Either way, the most exciting modern-day glitches are the ones that are dealt with unusually by developers. Recent sensation Batman: Arkham Asylum contained a glitch that only affected players who’d pirated their copy, ensuring that once they entered a certain area of the game that was filled with poisonous gas, they wouldn’t be able to progress any further. “It’s not a bug in the game’s code, it’s a bug in your moral code,” joshed one of the Eidos moderators.
Then there was the infamous, supposedly intentional glitch in Xbox Live Arcade’s Fable II Pub Games that allowed players to break the game’s rules to speedily accrue gold for use in Fable II. Players who had cheated in Pub Games were penalized by being deemed greedy and corrupt in Fable II, affecting how non-player characters perceived them. Again, both are very awesome, but both are intentional glitches, like the ones left in by the Mega Man 9 team. What of the true, unintentional glitches, the beautiful mistakes like Minus World?

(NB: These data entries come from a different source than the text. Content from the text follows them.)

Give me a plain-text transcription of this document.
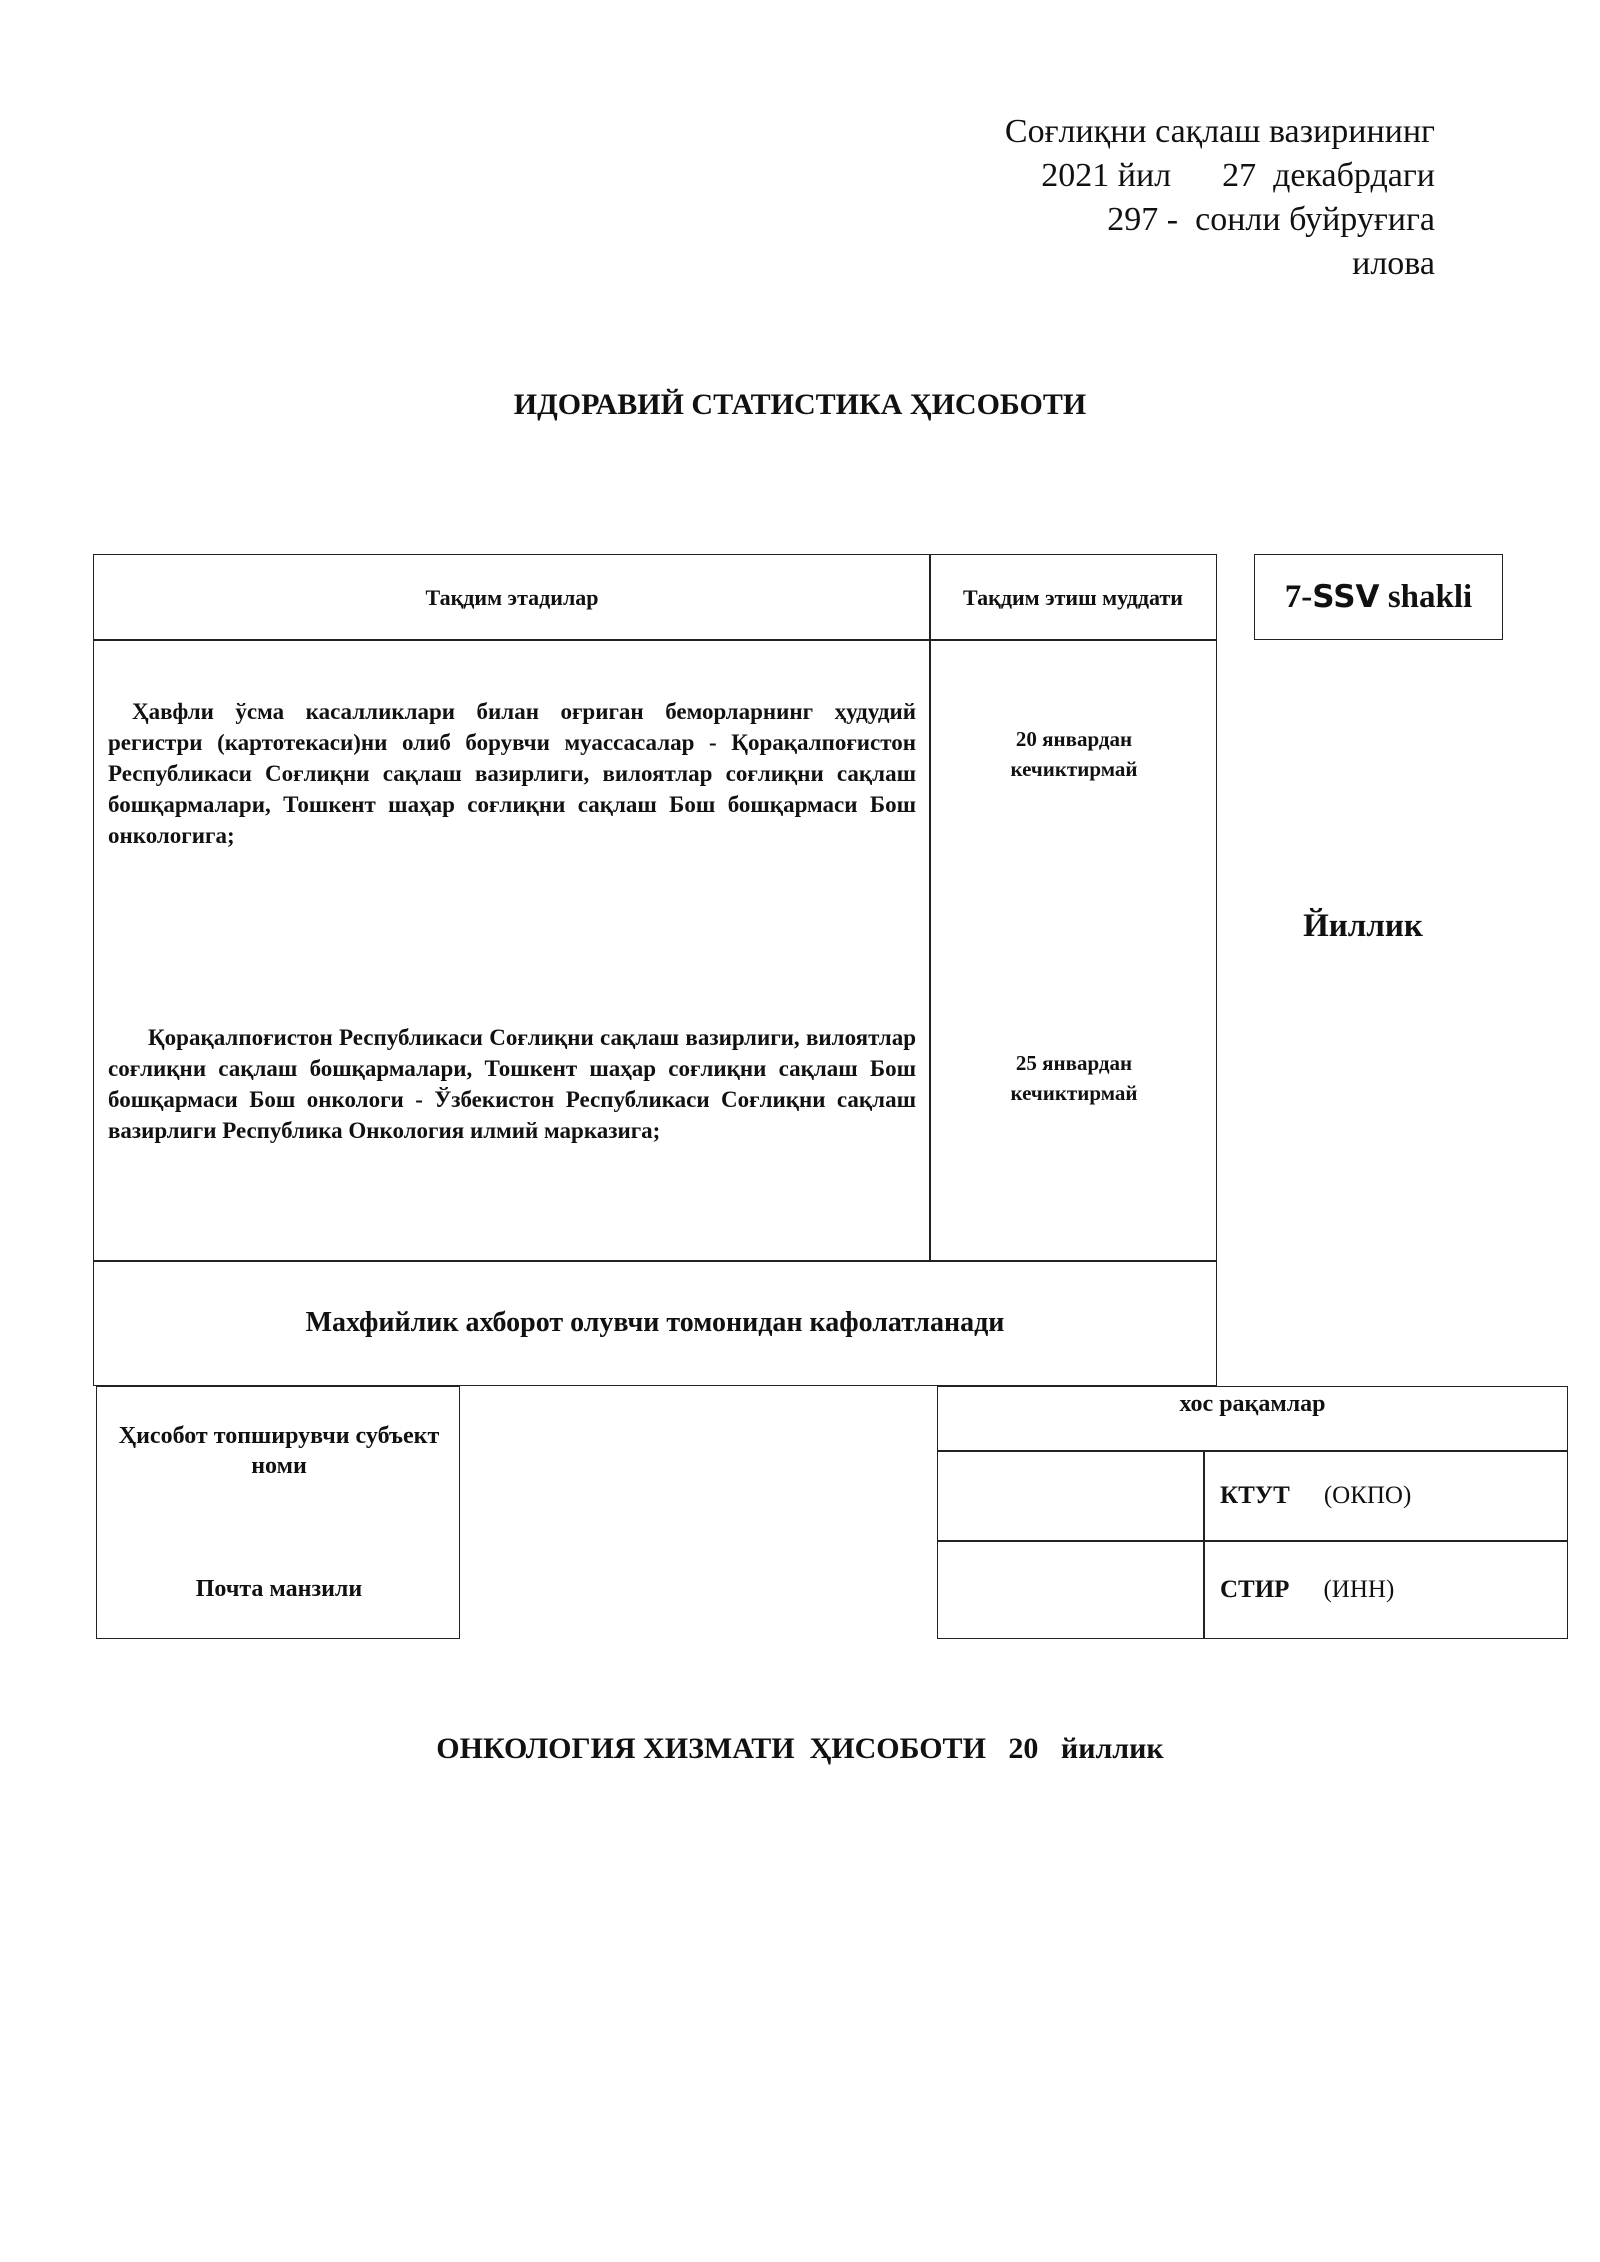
Соғлиқни сақлаш вазирининг
2021 йил      27  декабрдаги
297 -  сонли буйруғига
илова
ИДОРАВИЙ СТАТИСТИКА ҲИСОБОТИ
Тақдим этадилар	Тақдим этиш муддати
Ҳавфли ўсма касалликлари билан оғриган беморларнинг ҳудудий регистри (картотекаси)ни олиб борувчи муассасалар - Қорақалпоғистон Республикаси Соғлиқни сақлаш вазирлиги, вилоятлар соғлиқни сақлаш бошқармалари, Тошкент шаҳар соғлиқни сақлаш Бош бошқармаси Бош онкологига;
Қорақалпоғистон Республикаси Соғлиқни сақлаш вазирлиги, вилоятлар соғлиқни сақлаш бошқармалари, Тошкент шаҳар соғлиқни сақлаш Бош бошқармаси Бош онкологи - Ўзбекистон Республикаси Соғлиқни сақлаш вазирлиги Республика Онкология илмий марказига;
20 январдан кечиктирмай
25 январдан кечиктирмай
Махфийлик ахборот олувчи томонидан кафолатланади
7- SSV shakli
Йиллик
Ҳисобот топширувчи субъект номи
Почта манзили
хос рақамлар
КТУТ (ОКПО)
СТИР (ИНН)
ОНКОЛОГИЯ ХИЗМАТИ  ҲИСОБОТИ   20   йиллик
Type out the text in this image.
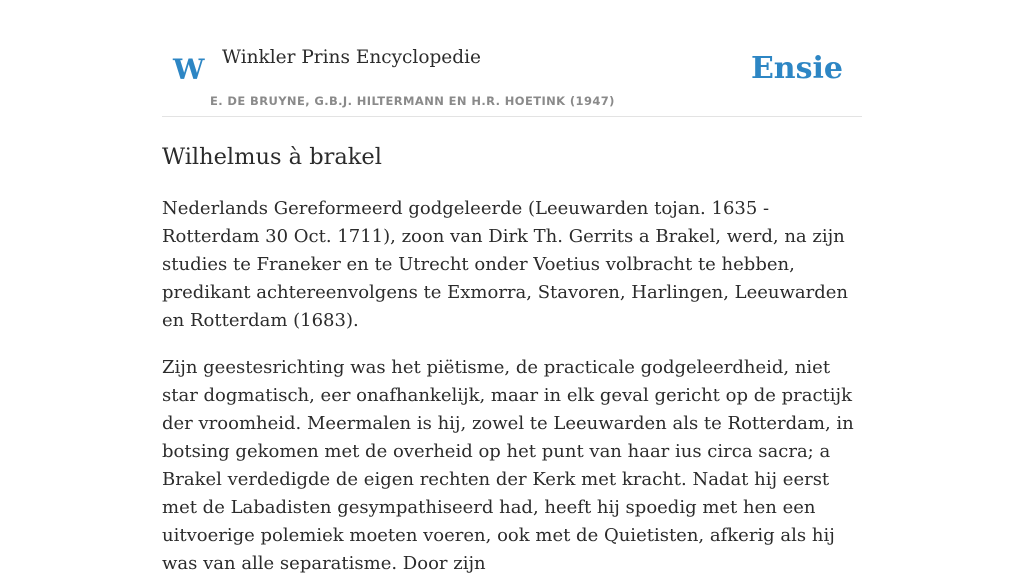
W Winkler Prins Encyclopedie
E. DE BRUYNE, G.B.J. HILTERMANN EN H.R. HOETINK (1947)
Ensie
Wilhelmus à brakel

Nederlands Gereformeerd godgeleerde (Leeuwarden tojan. 1635 - Rotterdam 30 Oct. 1711), zoon van Dirk Th. Gerrits a Brakel, werd, na zijn studies te Franeker en te Utrecht onder Voetius volbracht te hebben, predikant achtereenvolgens te Exmorra, Stavoren, Harlingen, Leeuwarden en Rotterdam (1683).

Zijn geestesrichting was het piëtisme, de practicale godgeleerdheid, niet star dogmatisch, eer onafhankelijk, maar in elk geval gericht op de practijk der vroomheid. Meermalen is hij, zowel te Leeuwarden als te Rotterdam, in botsing gekomen met de overheid op het punt van haar ius circa sacra; a Brakel verdedigde de eigen rechten der Kerk met kracht. Nadat hij eerst met de Labadisten gesympathiseerd had, heeft hij spoedig met hen een uitvoerige polemiek moeten voeren, ook met de Quietisten, afkerig als hij was van alle separatisme. Door zijn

The best example of a developer acknowledging such a beautiful mistake, nay even embracing it, is found in EA’s Tiger Woods PGA Tour 08. A YouTube user named Levinator25 found a glitch that allowed him to perform what he called a “Jesus shot”, where Tiger could walk on water and chip a ball that was floating in a stream. What Levinator25 didn’t expect was for EA to respond as part of their PGA Tour 09 marketing campaign:
The Tiger scenario is an emphatic reminder of why the glitch shouldn’t be allowed to die. Without it, we would have never seen Tiger play a real-life Jesus Shot. And it’s glitches like the Jesus Shot, Minus World, Guile’s handcuffs, Battlefield II’s bunny hopping, and all of the rest that gave their respective games another layer of personality. Some of these glitches are integral to their games’ nostalgia value. We remember the glitches as fondly as anything else in the game, because they were unique and they were special. To sum up, I think the Mario Kart series gives the best example of the rights and wrongs of video game glitches. While Mario Kart DS’ online play was ruined by the afore-mentioned snaking glitch, other entries in the series have produced fantastic glitches in the forms of unintentional shortcuts. And while a secret shortcut is rewarding, finding and exploiting an unintentional one is so much better. When it breaks the game, be it through unfair advantage or technical difficulties, that’s a problem, but ridding the Mario Kart series of these secrets to discover–ones that even the developer is unaware of–would be tragedy. Eventually, testing and quality assurance are going to all but obliterate the video game glitch. All I ask is that developers leave in just one or two of the glitches they find, especially if they involve colossal Pokémon.